Metric Current Quarter (Rs Crore) Year-Ago Quarter (Rs Crore) Change (%)
Revenue 773.00 1016.20 -23.93%
Net Loss 621.50 458.30 35.61%
EBITDA -454.80 -274.30 65.80%
Operating Profit -497.70 -437.70 13.71%

Other Corporate Developments

  • NTPC, India's largest power generation company, has signed healthcare agreements in Assam. These agreements focus on developing burn ICU facilities and providing support for tuberculosis patients, showcasing NTPC's commitment to corporate social responsibility.
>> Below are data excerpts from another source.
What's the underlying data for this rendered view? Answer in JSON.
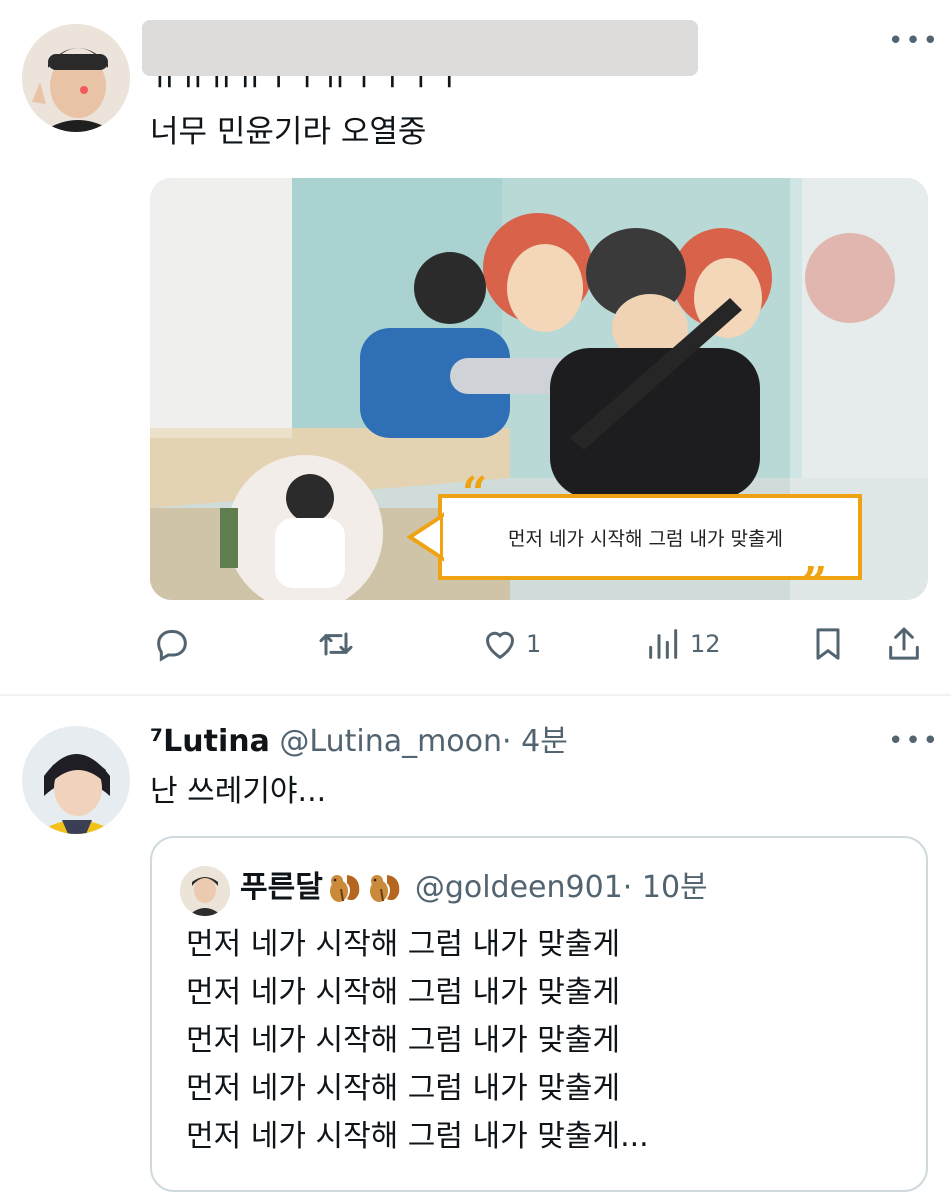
{
  "tweet1": {
    "partial_line": "ㅠㅠㅠㅠㅜㅜㅠㅜㅜㅜㅜ",
    "text": "너무 민윤기라 오열중",
    "more_icon": "more-horizontal-icon",
    "media": {
      "caption": "먼저 네가 시작해 그럼 내가 맞출게"
    },
    "actions": {
      "reply": {
        "icon": "reply-icon",
        "count": ""
      },
      "retweet": {
        "icon": "retweet-icon",
        "count": ""
      },
      "like": {
        "icon": "heart-icon",
        "count": "1"
      },
      "views": {
        "icon": "views-icon",
        "count": "12"
      },
      "bookmark": {
        "icon": "bookmark-icon"
      },
      "share": {
        "icon": "share-icon"
      }
    }
  },
  "tweet2": {
    "name": "⁷Lutina",
    "handle": "@Lutina_moon",
    "time": "· 4분",
    "text": "난 쓰레기야...",
    "more_icon": "more-horizontal-icon",
    "quote": {
      "name": "푸른달",
      "emoji": [
        "chipmunk-emoji",
        "chipmunk-emoji"
      ],
      "handle": "@goldeen901",
      "time": "· 10분",
      "lines": [
        "먼저 네가 시작해 그럼 내가 맞출게",
        "먼저 네가 시작해 그럼 내가 맞출게",
        "먼저 네가 시작해 그럼 내가 맞출게",
        "먼저 네가 시작해 그럼 내가 맞출게",
        "먼저 네가 시작해 그럼 내가 맞출게..."
      ]
    }
  },
  "colors": {
    "text": "#0f1419",
    "secondary": "#536471",
    "border": "#cfd9de",
    "caption_accent": "#f0a312"
  }
}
  • Honasa Consumer, known for its Mamaearth brand, has identified oral beauty as a potential $700 million market opportunity by 2030. This strategic move could open up new avenues for growth for the company in the personal care sector.

  • Basilic Fly Studio reported robust growth with a 65% increase in revenue, reaching Rs 95 crore for the quarter. This performance indicates strong demand for the company's services in the creative industry.

  • Lupin, a major pharmaceutical company, has commissioned a dedicated oncology manufacturing block at its Vizag plant. This expansion is expected to enhance Lupin's contract development capabilities in the oncology segment, potentially driving future growth.

The diverse range of corporate activities across sectors reflects the dynamic nature of India's economy and the ongoing efforts of companies to innovate and expand their operations. As the market continues to respond positively to these developments and improved trade relations with the US, investors will be closely watching for sustained growth and potential opportunities in various sectors.